効率性を重視した短時間労働が浸透し、プライベートと仕事を「完全な別物」をとらえる欧米のように、日本企業も仕事の効率化を重視する傾向に変化しつつありますが、とはいえ、個人レベルに落とし込んでいくと、仕事のできる人はプライベートや家庭を犠牲にして頑張っている……という前時代的意識が、まだまだ完全に払拭されていない、といえるのかもしれません。
古い時代の働き方は、労働時間=「数量」をひたすら積み重ねて結果を出していくものでした。しかし「数量」から「質」へと変化した現代では、効率・生産性をあげて企業価値を創出することが競争力の源泉になるという意識が浸透し、従業員の残業削減に取り組む企業が増えています。

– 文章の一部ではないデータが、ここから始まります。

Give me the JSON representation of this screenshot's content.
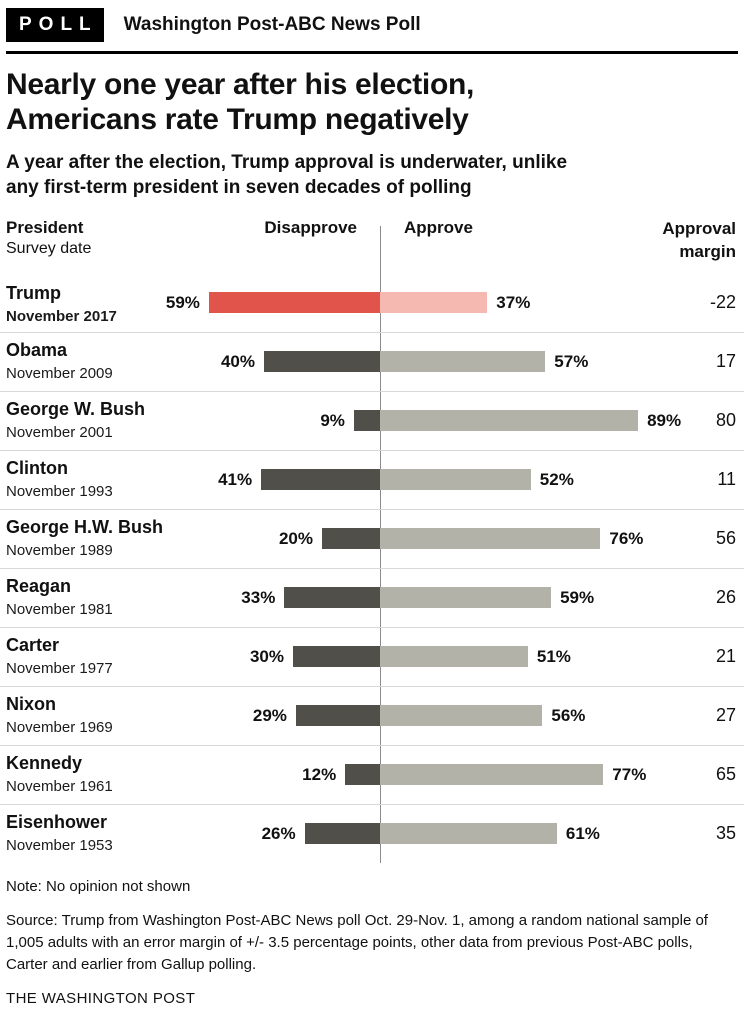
{
  "header": {
    "kicker": "POLL",
    "title": "Washington Post-ABC News Poll"
  },
  "headline": "Nearly one year after his election,\nAmericans rate Trump negatively",
  "subhead": "A year after the election, Trump approval is underwater, unlike\nany first-term president in seven decades of polling",
  "columns": {
    "president": "President",
    "survey_date": "Survey date",
    "disapprove": "Disapprove",
    "approve": "Approve",
    "margin": "Approval\nmargin"
  },
  "chart_data": {
    "type": "bar",
    "subtype": "diverging-horizontal",
    "title": "Nearly one year after his election, Americans rate Trump negatively",
    "unit": "%",
    "series": [
      {
        "name": "Disapprove",
        "direction": "left"
      },
      {
        "name": "Approve",
        "direction": "right"
      }
    ],
    "rows": [
      {
        "president": "Trump",
        "date": "November 2017",
        "disapprove": 59,
        "approve": 37,
        "margin": -22,
        "highlight": true
      },
      {
        "president": "Obama",
        "date": "November 2009",
        "disapprove": 40,
        "approve": 57,
        "margin": 17,
        "highlight": false
      },
      {
        "president": "George W. Bush",
        "date": "November 2001",
        "disapprove": 9,
        "approve": 89,
        "margin": 80,
        "highlight": false
      },
      {
        "president": "Clinton",
        "date": "November 1993",
        "disapprove": 41,
        "approve": 52,
        "margin": 11,
        "highlight": false
      },
      {
        "president": "George H.W. Bush",
        "date": "November 1989",
        "disapprove": 20,
        "approve": 76,
        "margin": 56,
        "highlight": false
      },
      {
        "president": "Reagan",
        "date": "November 1981",
        "disapprove": 33,
        "approve": 59,
        "margin": 26,
        "highlight": false
      },
      {
        "president": "Carter",
        "date": "November 1977",
        "disapprove": 30,
        "approve": 51,
        "margin": 21,
        "highlight": false
      },
      {
        "president": "Nixon",
        "date": "November 1969",
        "disapprove": 29,
        "approve": 56,
        "margin": 27,
        "highlight": false
      },
      {
        "president": "Kennedy",
        "date": "November 1961",
        "disapprove": 12,
        "approve": 77,
        "margin": 65,
        "highlight": false
      },
      {
        "president": "Eisenhower",
        "date": "November 1953",
        "disapprove": 26,
        "approve": 61,
        "margin": 35,
        "highlight": false
      }
    ],
    "colors": {
      "disapprove_highlight": "#e0544b",
      "approve_highlight": "#f6b9b1",
      "disapprove": "#514f49",
      "approve": "#b3b2a9",
      "axis": "#8a8a8a"
    },
    "legend": "none",
    "grid": "off"
  },
  "note": "Note: No opinion not shown",
  "source": "Source: Trump from Washington Post-ABC News poll Oct. 29-Nov. 1, among a random national sample of 1,005 adults with an error margin of +/- 3.5 percentage points, other data from previous Post-ABC polls, Carter and earlier from Gallup polling.",
  "footer": "THE WASHINGTON POST"
}
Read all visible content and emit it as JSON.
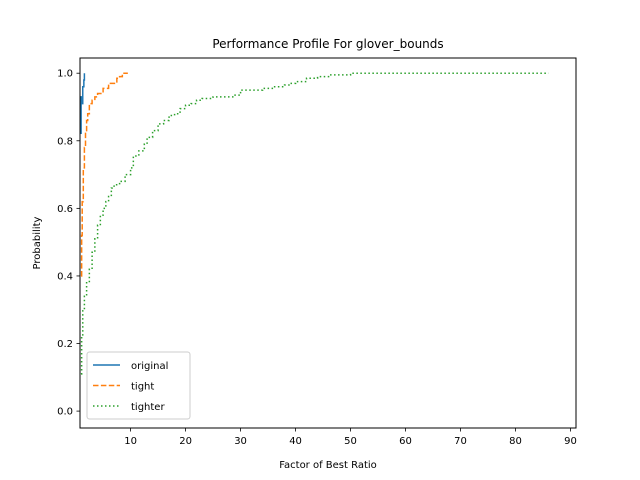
{
  "chart_data": {
    "type": "line",
    "title": "Performance Profile For glover_bounds",
    "xlabel": "Factor of Best Ratio",
    "ylabel": "Probability",
    "xlim": [
      0.8,
      91
    ],
    "ylim": [
      -0.05,
      1.045
    ],
    "xticks": [
      10,
      20,
      30,
      40,
      50,
      60,
      70,
      80,
      90
    ],
    "yticks": [
      0.0,
      0.2,
      0.4,
      0.6,
      0.8,
      1.0
    ],
    "ytick_labels": [
      "0.0",
      "0.2",
      "0.4",
      "0.6",
      "0.8",
      "1.0"
    ],
    "grid": false,
    "legend_position": "lower-left",
    "series": [
      {
        "name": "original",
        "color": "#1f77b4",
        "dash": "solid",
        "points": [
          [
            1.0,
            0.82
          ],
          [
            1.0,
            0.93
          ],
          [
            1.1,
            0.93
          ],
          [
            1.1,
            0.91
          ],
          [
            1.3,
            0.96
          ],
          [
            1.5,
            0.98
          ],
          [
            1.6,
            1.0
          ]
        ]
      },
      {
        "name": "tight",
        "color": "#ff7f0e",
        "dash": "dashed",
        "points": [
          [
            1.0,
            0.4
          ],
          [
            1.1,
            0.52
          ],
          [
            1.2,
            0.62
          ],
          [
            1.4,
            0.72
          ],
          [
            1.6,
            0.78
          ],
          [
            1.8,
            0.83
          ],
          [
            2.0,
            0.86
          ],
          [
            2.2,
            0.88
          ],
          [
            2.5,
            0.91
          ],
          [
            3.0,
            0.92
          ],
          [
            3.5,
            0.93
          ],
          [
            4.0,
            0.94
          ],
          [
            5.0,
            0.955
          ],
          [
            6.0,
            0.97
          ],
          [
            7.0,
            0.97
          ],
          [
            7.5,
            0.985
          ],
          [
            8.0,
            0.99
          ],
          [
            8.5,
            1.0
          ],
          [
            9.5,
            1.0
          ]
        ]
      },
      {
        "name": "tighter",
        "color": "#2ca02c",
        "dash": "dotted",
        "points": [
          [
            1.0,
            0.11
          ],
          [
            1.1,
            0.22
          ],
          [
            1.3,
            0.3
          ],
          [
            1.6,
            0.34
          ],
          [
            2.0,
            0.38
          ],
          [
            2.5,
            0.42
          ],
          [
            3.0,
            0.47
          ],
          [
            3.5,
            0.51
          ],
          [
            4.0,
            0.55
          ],
          [
            4.5,
            0.58
          ],
          [
            5.0,
            0.6
          ],
          [
            5.5,
            0.62
          ],
          [
            6.0,
            0.635
          ],
          [
            6.5,
            0.66
          ],
          [
            7.0,
            0.67
          ],
          [
            8.0,
            0.68
          ],
          [
            9.0,
            0.7
          ],
          [
            10.0,
            0.72
          ],
          [
            10.5,
            0.755
          ],
          [
            11.5,
            0.77
          ],
          [
            12.5,
            0.79
          ],
          [
            13.0,
            0.81
          ],
          [
            14.0,
            0.83
          ],
          [
            15.0,
            0.85
          ],
          [
            16.0,
            0.86
          ],
          [
            17.0,
            0.875
          ],
          [
            18.0,
            0.88
          ],
          [
            19.0,
            0.895
          ],
          [
            20.0,
            0.905
          ],
          [
            21.0,
            0.91
          ],
          [
            22.0,
            0.92
          ],
          [
            23.0,
            0.925
          ],
          [
            25.0,
            0.93
          ],
          [
            27.0,
            0.93
          ],
          [
            29.0,
            0.935
          ],
          [
            30.0,
            0.95
          ],
          [
            32.0,
            0.95
          ],
          [
            34.0,
            0.955
          ],
          [
            36.0,
            0.96
          ],
          [
            38.0,
            0.965
          ],
          [
            39.0,
            0.97
          ],
          [
            40.0,
            0.975
          ],
          [
            42.0,
            0.985
          ],
          [
            44.0,
            0.99
          ],
          [
            46.0,
            0.995
          ],
          [
            50.0,
            1.0
          ],
          [
            86.0,
            1.0
          ]
        ]
      }
    ]
  }
}
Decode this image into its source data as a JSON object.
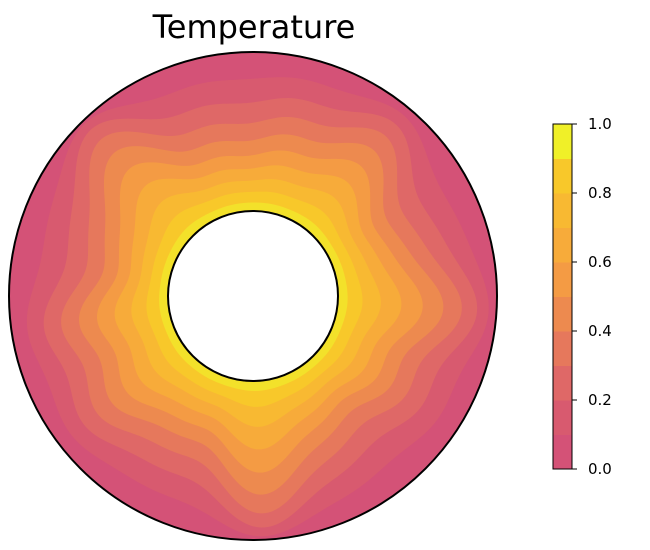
{
  "chart_data": {
    "type": "heatmap",
    "title": "Temperature",
    "geometry": "annulus",
    "radius_ratio": 0.35,
    "value_range": [
      0.0,
      1.0
    ],
    "contour_levels": [
      0.0,
      0.1,
      0.2,
      0.3,
      0.4,
      0.5,
      0.6,
      0.7,
      0.8,
      0.9,
      1.0
    ],
    "colorbar": {
      "position": "right",
      "ticks": [
        0.0,
        0.2,
        0.4,
        0.6,
        0.8,
        1.0
      ],
      "tick_labels": [
        "0.0",
        "0.2",
        "0.4",
        "0.6",
        "0.8",
        "1.0"
      ]
    },
    "colors": {
      "level_0.0": "#d45277",
      "level_0.1": "#d85a6f",
      "level_0.2": "#df6867",
      "level_0.3": "#e6785c",
      "level_0.4": "#ed8a4f",
      "level_0.5": "#f49b44",
      "level_0.6": "#f7ab3a",
      "level_0.7": "#f8b932",
      "level_0.8": "#f8c82a",
      "level_0.9": "#f3e12a",
      "level_1.0": "#f0f028"
    }
  }
}
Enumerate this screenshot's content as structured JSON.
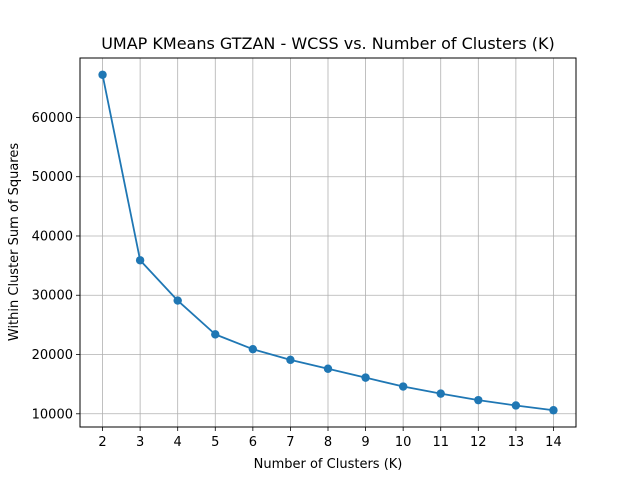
{
  "chart_data": {
    "type": "line",
    "title": "UMAP KMeans GTZAN - WCSS vs. Number of Clusters (K)",
    "xlabel": "Number of Clusters (K)",
    "ylabel": "Within Cluster Sum of Squares",
    "x": [
      2,
      3,
      4,
      5,
      6,
      7,
      8,
      9,
      10,
      11,
      12,
      13,
      14
    ],
    "series": [
      {
        "values": [
          67200,
          35900,
          29100,
          23400,
          20900,
          19100,
          17600,
          16100,
          14600,
          13400,
          12300,
          11400,
          10600
        ],
        "color": "#1f77b4",
        "marker": "circle"
      }
    ],
    "xticks": [
      "2",
      "3",
      "4",
      "5",
      "6",
      "7",
      "8",
      "9",
      "10",
      "11",
      "12",
      "13",
      "14"
    ],
    "yticks": [
      10000,
      20000,
      30000,
      40000,
      50000,
      60000
    ],
    "ytick_labels": [
      "10000",
      "20000",
      "30000",
      "40000",
      "50000",
      "60000"
    ],
    "xlim": [
      1.4,
      14.6
    ],
    "ylim": [
      7770,
      70030
    ],
    "grid": true
  }
}
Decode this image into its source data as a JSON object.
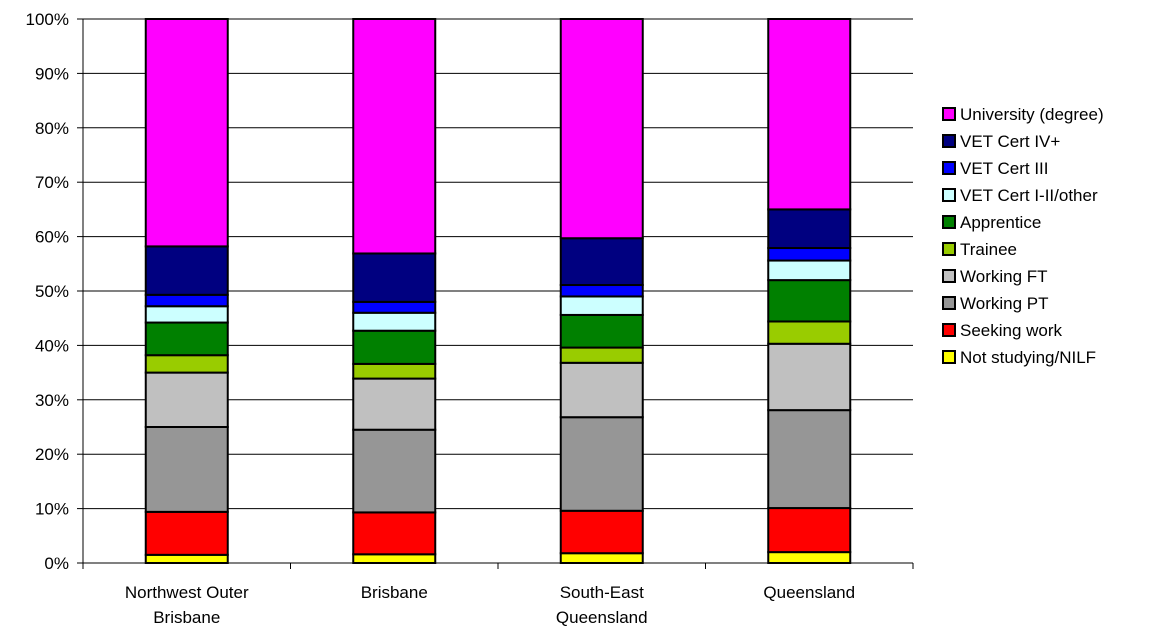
{
  "chart_data": {
    "type": "bar",
    "stacked": true,
    "percent": true,
    "categories": [
      [
        "Northwest Outer",
        "Brisbane"
      ],
      [
        "Brisbane"
      ],
      [
        "South-East",
        "Queensland"
      ],
      [
        "Queensland"
      ]
    ],
    "series": [
      {
        "name": "Not studying/NILF",
        "color": "#FFFF00",
        "values": [
          1.5,
          1.6,
          1.8,
          2.0
        ]
      },
      {
        "name": "Seeking work",
        "color": "#FF0000",
        "values": [
          7.9,
          7.7,
          7.8,
          8.1
        ]
      },
      {
        "name": "Working PT",
        "color": "#969696",
        "values": [
          15.6,
          15.2,
          17.2,
          18.0
        ]
      },
      {
        "name": "Working FT",
        "color": "#C0C0C0",
        "values": [
          10.0,
          9.4,
          10.0,
          12.2
        ]
      },
      {
        "name": "Trainee",
        "color": "#99CC00",
        "values": [
          3.2,
          2.7,
          2.8,
          4.1
        ]
      },
      {
        "name": "Apprentice",
        "color": "#008000",
        "values": [
          6.0,
          6.1,
          6.0,
          7.6
        ]
      },
      {
        "name": "VET Cert I-II/other",
        "color": "#CCFFFF",
        "values": [
          3.0,
          3.3,
          3.4,
          3.6
        ]
      },
      {
        "name": "VET Cert III",
        "color": "#0000FF",
        "values": [
          2.1,
          2.0,
          2.1,
          2.3
        ]
      },
      {
        "name": "VET Cert IV+",
        "color": "#000080",
        "values": [
          8.9,
          8.9,
          8.6,
          7.1
        ]
      },
      {
        "name": "University (degree)",
        "color": "#FF00FF",
        "values": [
          41.8,
          43.1,
          40.3,
          35.0
        ]
      }
    ],
    "y_ticks": [
      "0%",
      "10%",
      "20%",
      "30%",
      "40%",
      "50%",
      "60%",
      "70%",
      "80%",
      "90%",
      "100%"
    ],
    "ylim": [
      0,
      100
    ],
    "grid": true,
    "legend": "right",
    "legend_order": [
      9,
      8,
      7,
      6,
      5,
      4,
      3,
      2,
      1,
      0
    ]
  }
}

そうした大きな変化のなか、最近着目されているキーワードがライフワーク・バランスです。ライフワーク・バランスとは、誰もが多様な働き方や生き方に挑戦できる機会が提供されていて、かつ、子育てや介護などの状況に応じて働き方や生き方を自由に選択できる社会を理想としたもの。
つまり、仕事探しの際には単に「残業」だけに目を向けず、「男女ともの育児休暇取得の推奨」「育児・介護休暇制度」「フレックスタイム制」「短時間勤務制度」「長時間労働の削減」「テレワークの導入」「有給休暇の利用促進」などに代表されるライフワーク・バランスの取り組みに熱心な企業に着目してみましょう。こうした少し広い視点での企業選びが、ミスマッチを出じさせない上手な仕事選びの手がかりになるはずです。